There will be more options at least for the time being, and there will be no doubt that this will confuse between borrowers and loan service companies, which will have more options, and these companies will have more options. You can find a more detailed explanation of these people here.

Change the Pell Grant for Low-income College Students

The bill expands Pell Grant, which helps low-income students pay for colleges, including job training programs, which is a win for community colleges that offer a variety of certificate programs. It also adjusts the eligibility of all Pell recipients: Starting in July 2026, students with full ride scholarships will no longer be eligible for Pell Grants. The bill also provides full funding for the existing Pell Grant shortage.

University Responsibility Income Test

To inspire universities to provide a good return on investment, the bill connects schools’ access to federal student loans to graduates’ income.

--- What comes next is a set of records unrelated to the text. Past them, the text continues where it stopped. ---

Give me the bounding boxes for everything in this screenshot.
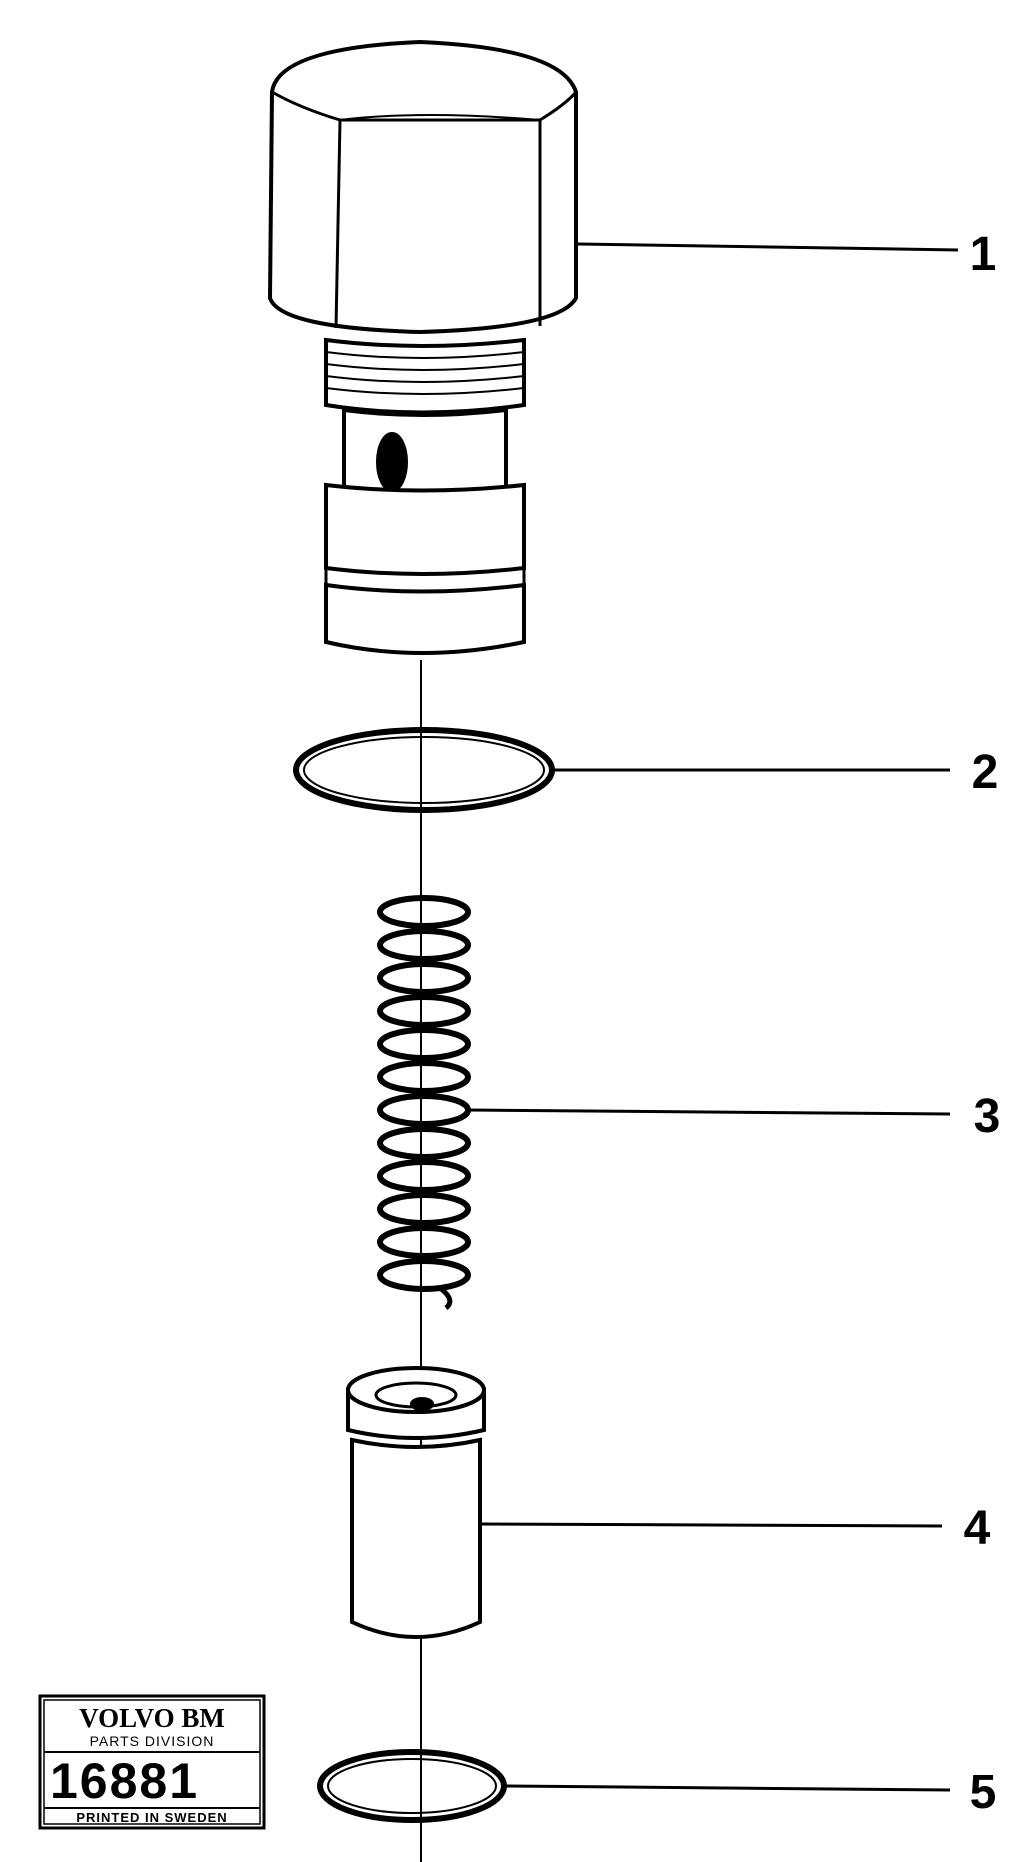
leader-line-1 bbox=[577, 242, 959, 252]
print-origin: PRINTED IN SWEDEN bbox=[76, 1810, 227, 1825]
leader-line-5 bbox=[503, 1784, 951, 1792]
parts-division-label: VOLVO BM PARTS DIVISION 16881 PRINTED IN… bbox=[38, 1694, 266, 1830]
leader-lines bbox=[467, 242, 959, 1792]
leader-line-4 bbox=[481, 1522, 943, 1528]
part-1-valve-plug bbox=[267, 39, 578, 655]
drawing-number: 16881 bbox=[50, 1753, 199, 1809]
part-3-spring bbox=[377, 895, 471, 1310]
part-4-piston bbox=[346, 1366, 486, 1639]
callout-number-3: 3 bbox=[974, 1090, 1001, 1143]
callout-number-1: 1 bbox=[970, 228, 997, 281]
callout-number-5: 5 bbox=[970, 1766, 997, 1819]
part-5-o-ring bbox=[317, 1749, 507, 1823]
part-2-o-ring bbox=[293, 727, 555, 813]
leader-line-3 bbox=[467, 1108, 951, 1116]
brand-name: VOLVO BM bbox=[79, 1703, 225, 1733]
callout-number-2: 2 bbox=[972, 746, 999, 799]
callout-number-4: 4 bbox=[964, 1502, 991, 1555]
division-name: PARTS DIVISION bbox=[90, 1733, 215, 1749]
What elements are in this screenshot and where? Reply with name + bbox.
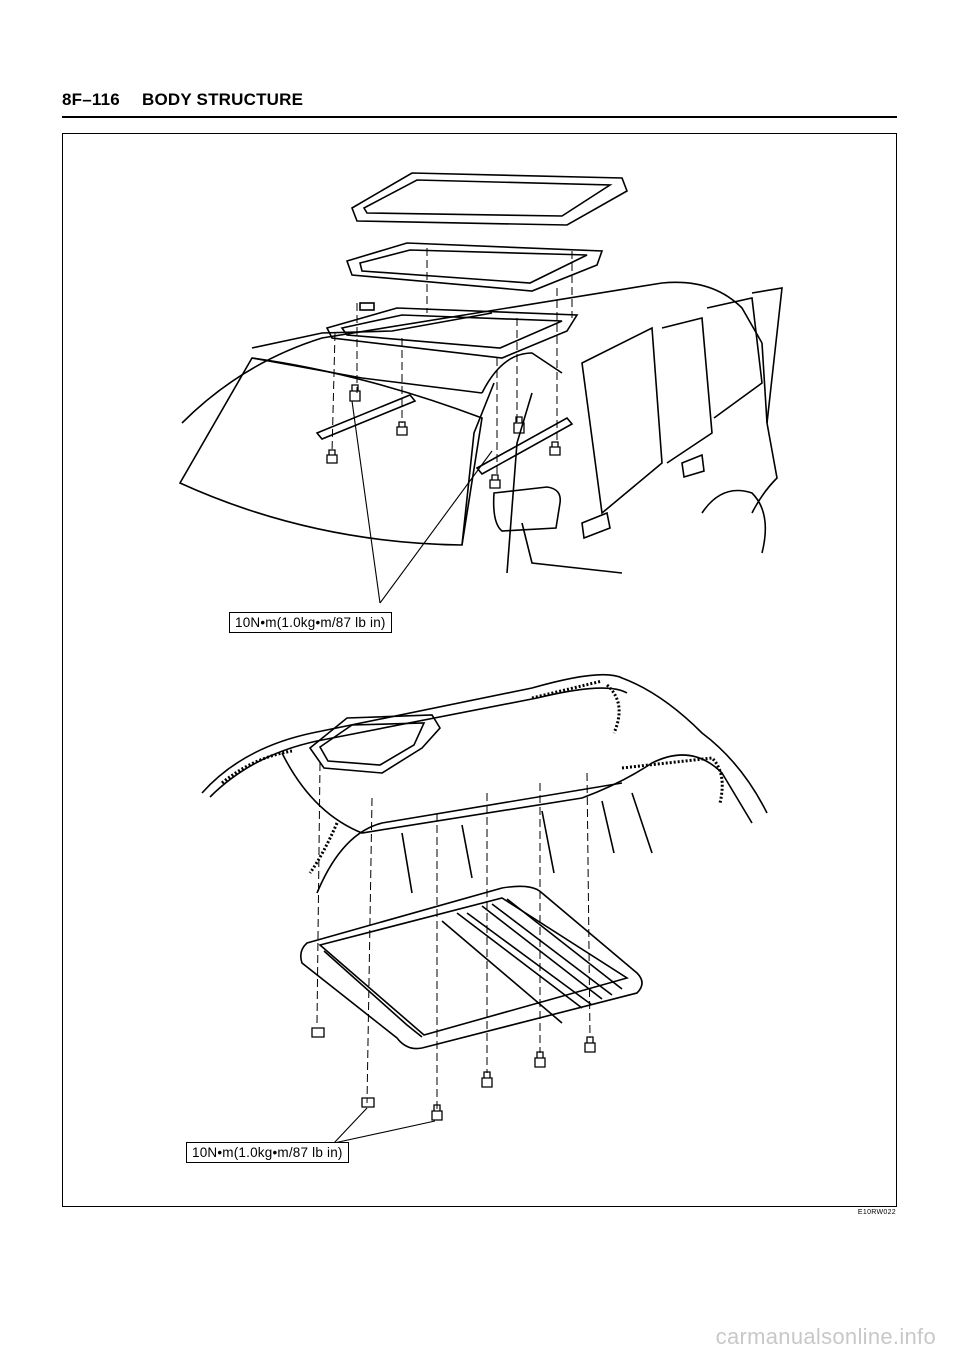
figure-frame [62,133,897,1207]
torque-spec-label-bottom: 10N•m(1.0kg•m/87 lb in) [186,1142,349,1163]
watermark: carmanualsonline.info [715,1324,936,1349]
top-vehicle-view [178,172,783,604]
bottom-roof-housing-view [201,673,768,1144]
header-rule [62,116,897,118]
sunroof-exploded-diagram [178,172,783,1144]
torque-spec-label-top: 10N•m(1.0kg•m/87 lb in) [229,612,392,633]
page-header: 8F–116 BODY STRUCTURE [62,88,897,118]
page-number: 8F–116 [62,90,120,109]
figure-code: E10RW022 [857,1209,896,1216]
section-title: BODY STRUCTURE [142,90,304,109]
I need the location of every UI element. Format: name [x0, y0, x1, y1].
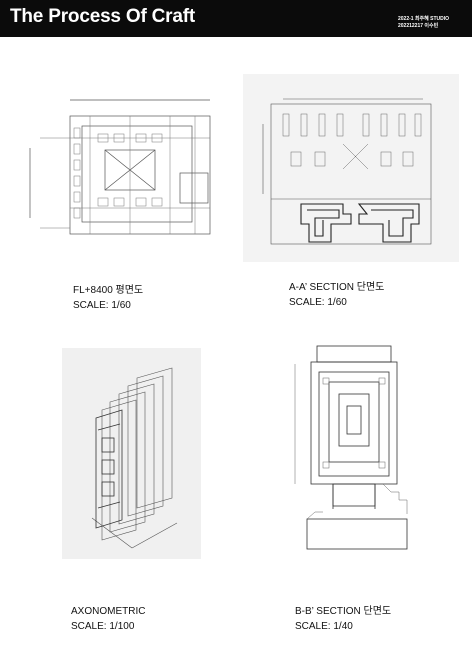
- caption-floor-plan: FL+8400 평면도 SCALE: 1/60: [73, 283, 143, 313]
- caption-section-bb: B-B’ SECTION 단면도 SCALE: 1/40: [295, 604, 391, 634]
- student-line: 202212217 이수빈: [398, 23, 439, 29]
- section-bb-drawing: [287, 344, 417, 556]
- drawing-title: B-B’ SECTION 단면도: [295, 606, 392, 617]
- axonometric-drawing: [62, 348, 201, 559]
- caption-axonometric: AXONOMETRIC SCALE: 1/100: [71, 604, 145, 634]
- drawing-title: A-A’ SECTION 단면도: [289, 282, 385, 293]
- studio-line: 2022-1 최주혜 STUDIO: [398, 16, 450, 22]
- floor-plan-drawing: [10, 78, 230, 253]
- drawing-title: FL+8400 평면도: [73, 285, 144, 296]
- section-aa-drawing: [243, 74, 459, 262]
- studio-info: 2022-1 최주혜 STUDIO 202212217 이수빈: [398, 16, 449, 30]
- drawing-scale: SCALE: 1/60: [289, 297, 347, 308]
- drawing-scale: SCALE: 1/60: [73, 300, 131, 311]
- drawing-scale: SCALE: 1/100: [71, 621, 135, 632]
- header-bar: The Process Of Craft 2022-1 최주혜 STUDIO 2…: [0, 0, 472, 37]
- caption-section-aa: A-A’ SECTION 단면도 SCALE: 1/60: [289, 280, 384, 310]
- drawing-title: AXONOMETRIC: [71, 606, 146, 617]
- page-title: The Process Of Craft: [10, 6, 195, 27]
- drawing-scale: SCALE: 1/40: [295, 621, 353, 632]
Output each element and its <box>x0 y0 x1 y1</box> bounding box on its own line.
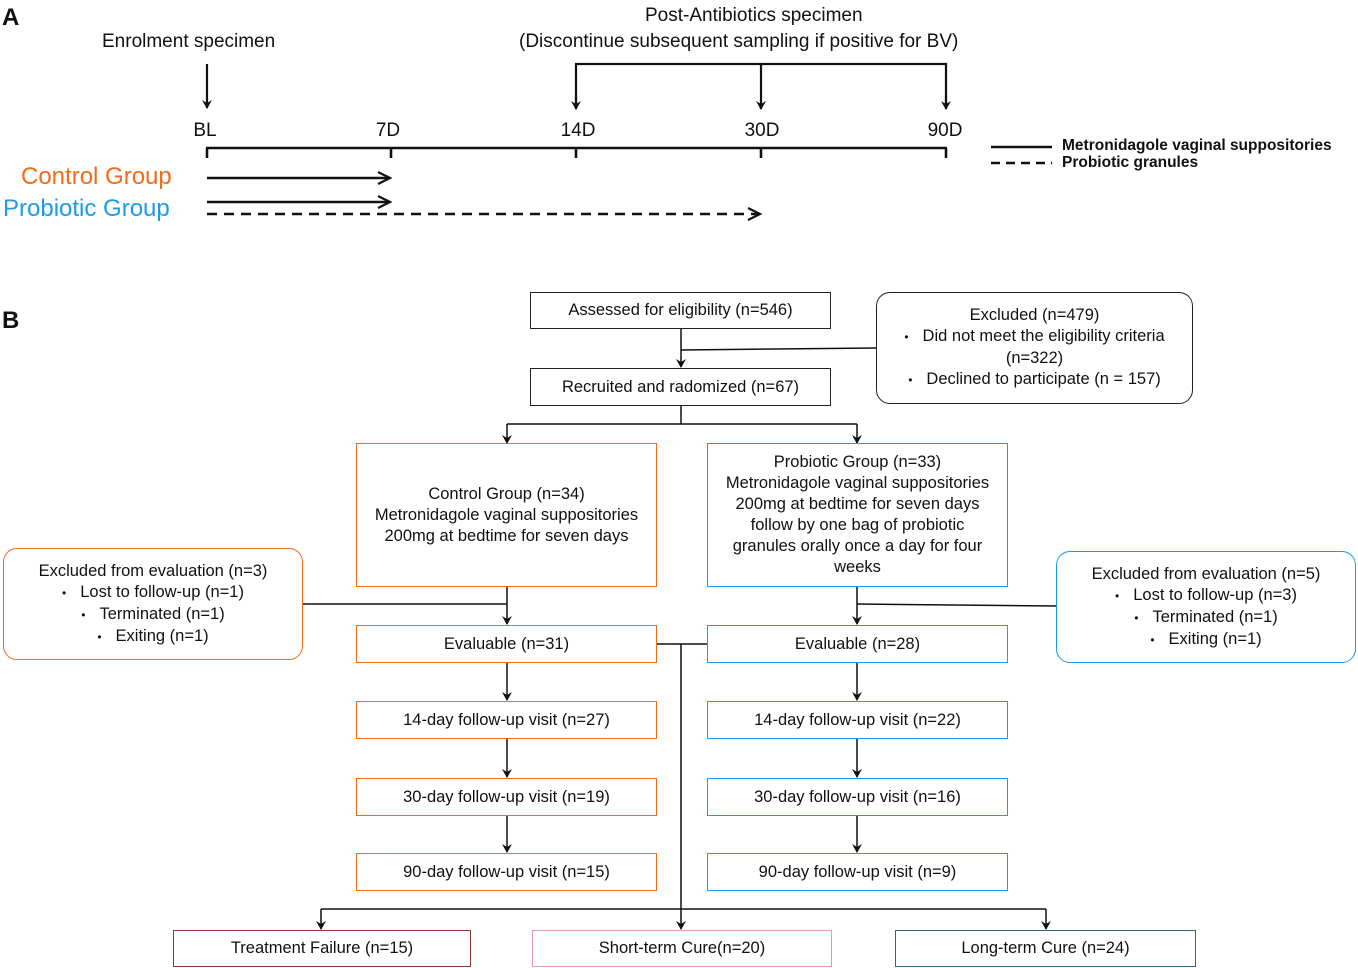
excluded-box: Excluded (n=479) Did not meet the eligib… <box>876 292 1193 404</box>
long-term-cure-text: Long-term Cure (n=24) <box>961 939 1130 957</box>
probiotic-excluded-title: Excluded from evaluation (n=5) <box>1091 564 1321 583</box>
control-group-label: Control Group <box>21 163 172 190</box>
probiotic-title: Probiotic Group (n=33) <box>773 453 942 471</box>
tick-30d: 30D <box>744 120 780 141</box>
post-antibiotics-label: Post-Antibiotics specimen <box>645 5 863 26</box>
legend-dashed-label: Probiotic granules <box>1062 154 1199 171</box>
control-fu30-text: 30-day follow-up visit (n=19) <box>403 787 610 806</box>
probiotic-group-label: Probiotic Group <box>3 195 170 222</box>
short-term-cure-box: Short-term Cure(n=20) <box>532 930 832 967</box>
treatment-failure-text: Treatment Failure (n=15) <box>230 939 414 957</box>
panel-b-label: B <box>2 307 20 334</box>
probiotic-excluded-item: Exiting (n=1) <box>1150 629 1262 651</box>
probiotic-fu30-text: 30-day follow-up visit (n=16) <box>754 787 961 806</box>
probiotic-excluded-box: Excluded from evaluation (n=5) Lost to f… <box>1056 551 1356 663</box>
probiotic-fu90-box: 90-day follow-up visit (n=9) <box>707 853 1008 891</box>
control-fu90-box: 90-day follow-up visit (n=15) <box>356 853 657 891</box>
control-fu90-text: 90-day follow-up visit (n=15) <box>403 862 610 881</box>
control-line1: Metronidagole vaginal suppositories <box>374 505 639 524</box>
probiotic-fu90-text: 90-day follow-up visit (n=9) <box>758 862 957 881</box>
short-term-cure-text: Short-term Cure(n=20) <box>598 939 766 957</box>
control-excluded-item: Terminated (n=1) <box>81 604 225 626</box>
excluded-item-criteria-count: (n=322) <box>1005 349 1064 367</box>
tick-90d: 90D <box>927 120 963 141</box>
long-term-cure-box: Long-term Cure (n=24) <box>895 930 1196 967</box>
recruited-box: Recruited and radomized (n=67) <box>530 368 831 406</box>
control-fu14-box: 14-day follow-up visit (n=27) <box>356 701 657 739</box>
probiotic-line2: 200mg at bedtime for seven days <box>735 495 980 513</box>
excluded-title: Excluded (n=479) <box>969 306 1100 324</box>
probiotic-evaluable-text: Evaluable (n=28) <box>794 634 921 653</box>
excluded-item-criteria: Did not meet the eligibility criteria <box>904 326 1165 348</box>
control-fu30-box: 30-day follow-up visit (n=19) <box>356 778 657 816</box>
legend-solid-label: Metronidagole vaginal suppositories <box>1062 137 1332 154</box>
probiotic-fu30-box: 30-day follow-up visit (n=16) <box>707 778 1008 816</box>
tick-14d: 14D <box>560 120 596 141</box>
control-fu14-text: 14-day follow-up visit (n=27) <box>403 710 610 729</box>
recruited-text: Recruited and radomized (n=67) <box>561 377 800 396</box>
control-evaluable-text: Evaluable (n=31) <box>443 634 570 653</box>
post-antibiotics-note: (Discontinue subsequent sampling if posi… <box>519 31 959 52</box>
control-excluded-item: Exiting (n=1) <box>97 626 209 648</box>
probiotic-fu14-box: 14-day follow-up visit (n=22) <box>707 701 1008 739</box>
control-evaluable-box: Evaluable (n=31) <box>356 625 657 663</box>
probiotic-line1: Metronidagole vaginal suppositories <box>725 474 990 492</box>
panel-a-label: A <box>2 4 20 31</box>
probiotic-group-box: Probiotic Group (n=33) Metronidagole vag… <box>707 443 1008 587</box>
probiotic-excluded-item: Terminated (n=1) <box>1134 607 1278 629</box>
control-group-box: Control Group (n=34) Metronidagole vagin… <box>356 443 657 587</box>
enrolment-label: Enrolment specimen <box>102 31 276 52</box>
probiotic-line5: weeks <box>834 558 881 576</box>
control-line2: 200mg at bedtime for seven days <box>384 526 629 545</box>
treatment-failure-box: Treatment Failure (n=15) <box>173 930 471 967</box>
probiotic-line3: follow by one bag of probiotic <box>750 516 965 534</box>
control-excluded-item: Lost to follow-up (n=1) <box>62 582 244 604</box>
tick-bl: BL <box>193 120 217 141</box>
assessed-box: Assessed for eligibility (n=546) <box>530 292 831 329</box>
control-excluded-title: Excluded from evaluation (n=3) <box>38 561 268 580</box>
control-excluded-box: Excluded from evaluation (n=3) Lost to f… <box>3 548 303 660</box>
excluded-item-declined: Declined to participate (n = 157) <box>908 369 1160 391</box>
probiotic-fu14-text: 14-day follow-up visit (n=22) <box>754 710 961 729</box>
probiotic-excluded-item: Lost to follow-up (n=3) <box>1115 585 1297 607</box>
probiotic-evaluable-box: Evaluable (n=28) <box>707 625 1008 663</box>
probiotic-line4: granules orally once a day for four <box>732 537 983 555</box>
assessed-text: Assessed for eligibility (n=546) <box>568 301 793 319</box>
tick-7d: 7D <box>375 120 401 141</box>
control-title: Control Group (n=34) <box>428 484 585 503</box>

If the undergraduate program fails to pass the income test (which means their students earn less than those with high school diplomas), you may lose the opportunity to obtain a federal loan. One analysis shows that this will have the greatest impact on two-year associate degree program, although federal data suggest community college students are less dependent on federal student loans.

The steps followed by similar regulations formulated by the Obama administration and reissued under Biden are called the paying employment rules.

The final version of the new accountability policy is related to the House version – the draft includes a risk-sharing program in which universities will pay fines based on federal loan debts their students fail to repay.

Higher taxes on university donations

Now, universities with donations will be taxed at higher rates.

The bill raises the tax rate from 1.4% to 8%, depending on the university’s donation.

Harvard University is currently making several legal battles with the Trump administration, totaling more than $52 billion. Under the formula of the new law, the formula puts Harvard in the highest donation tax, which is an endowment tax of more than $2 million per family student.

Small private universities have a statue: Institutions with less than 3,000 students are exempt from taxes. The previous waiver was 500 students.